Selon la dernière enquête de suivi des micro et petites entreprises réalisée par la Banque centrale, la majorité en situation de défaut de paiement étaient «confrontées à des conditions économiques difficiles.» Pour des centaines d’entre elles, le pronostic vital serait engagé.
A fin 2023, 60,7 % des micro et petites entreprises kényanes, soit 2 sur 3, étaient en situation de défaut de paiement, contre 42,8 % un an plus tôt. Le taux de défaut de paiement était élevé parmi les entreprises appartenant à des femmes (62,3 % des TPE détenues par des femmes ont fait défaut sur leurs prêts contre 58,6 % de celles appartenant à des hommes).

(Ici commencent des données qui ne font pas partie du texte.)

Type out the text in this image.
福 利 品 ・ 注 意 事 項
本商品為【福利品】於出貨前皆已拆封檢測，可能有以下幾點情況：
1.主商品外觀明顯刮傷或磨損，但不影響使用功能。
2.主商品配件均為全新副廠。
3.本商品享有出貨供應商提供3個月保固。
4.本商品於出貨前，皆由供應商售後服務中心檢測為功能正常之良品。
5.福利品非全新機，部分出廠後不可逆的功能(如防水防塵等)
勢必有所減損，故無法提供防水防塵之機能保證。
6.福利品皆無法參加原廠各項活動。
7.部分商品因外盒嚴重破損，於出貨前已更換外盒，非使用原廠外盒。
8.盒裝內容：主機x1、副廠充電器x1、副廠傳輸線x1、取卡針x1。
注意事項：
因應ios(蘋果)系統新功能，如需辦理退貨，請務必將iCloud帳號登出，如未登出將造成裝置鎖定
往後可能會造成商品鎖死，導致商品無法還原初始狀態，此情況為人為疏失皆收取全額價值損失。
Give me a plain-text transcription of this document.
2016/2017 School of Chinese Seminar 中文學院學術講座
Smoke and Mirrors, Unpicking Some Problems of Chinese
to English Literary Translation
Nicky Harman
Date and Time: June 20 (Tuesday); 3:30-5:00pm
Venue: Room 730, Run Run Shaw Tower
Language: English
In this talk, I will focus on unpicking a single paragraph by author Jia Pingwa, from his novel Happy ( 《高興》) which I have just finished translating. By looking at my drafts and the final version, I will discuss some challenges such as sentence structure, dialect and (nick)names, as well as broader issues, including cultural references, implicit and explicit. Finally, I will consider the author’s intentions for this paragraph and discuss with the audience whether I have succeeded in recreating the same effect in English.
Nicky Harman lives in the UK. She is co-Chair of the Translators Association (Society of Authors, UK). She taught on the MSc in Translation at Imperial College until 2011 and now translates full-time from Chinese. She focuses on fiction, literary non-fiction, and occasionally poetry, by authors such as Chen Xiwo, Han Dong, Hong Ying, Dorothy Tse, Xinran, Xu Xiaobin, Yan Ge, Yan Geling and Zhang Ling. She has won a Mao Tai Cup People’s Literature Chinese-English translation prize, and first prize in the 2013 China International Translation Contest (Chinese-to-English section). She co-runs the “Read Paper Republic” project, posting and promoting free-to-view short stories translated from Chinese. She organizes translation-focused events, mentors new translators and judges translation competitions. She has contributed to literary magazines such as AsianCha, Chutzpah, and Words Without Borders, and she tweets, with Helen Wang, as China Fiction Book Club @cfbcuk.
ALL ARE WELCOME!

Selon l’enquête de la Bank of Kenya, les micro-entreprises qui n’ont pas pu rembourser leurs prêts dans les délais étaient en proie «à des conditions économiques difficiles et persistantes», qui nécessitent qu’elles contractent des crédits pour rester à flot.
45 % de ces TPE ont emprunté de l’argent au fonds Hustler, mis en place par le gouvernement pour fournir une source de crédit moins chère aux particuliers et entreprises au bas de la pyramide et qui ont du mal à accéder aux crédits bancaires. 28 % d’entreprises ont eu recours aux prêts bancaires mobiles, 23 % à des opérateurs de paiement mobile et 15,9 % à la micro-finance.
S’agissant des défis majeurs auxquels sont confrontées les TPE kényanes, 92,2% ont cité, en première position, le coût élevé des fournitures et intrants. La moitié d’entreprises ont évoqué l’insolvabilité de leurs clients qui ne règlent pas dans les délais leurs factures. Comme partout, les délais de paiement sont la première cause de mortalité des petites entreprises.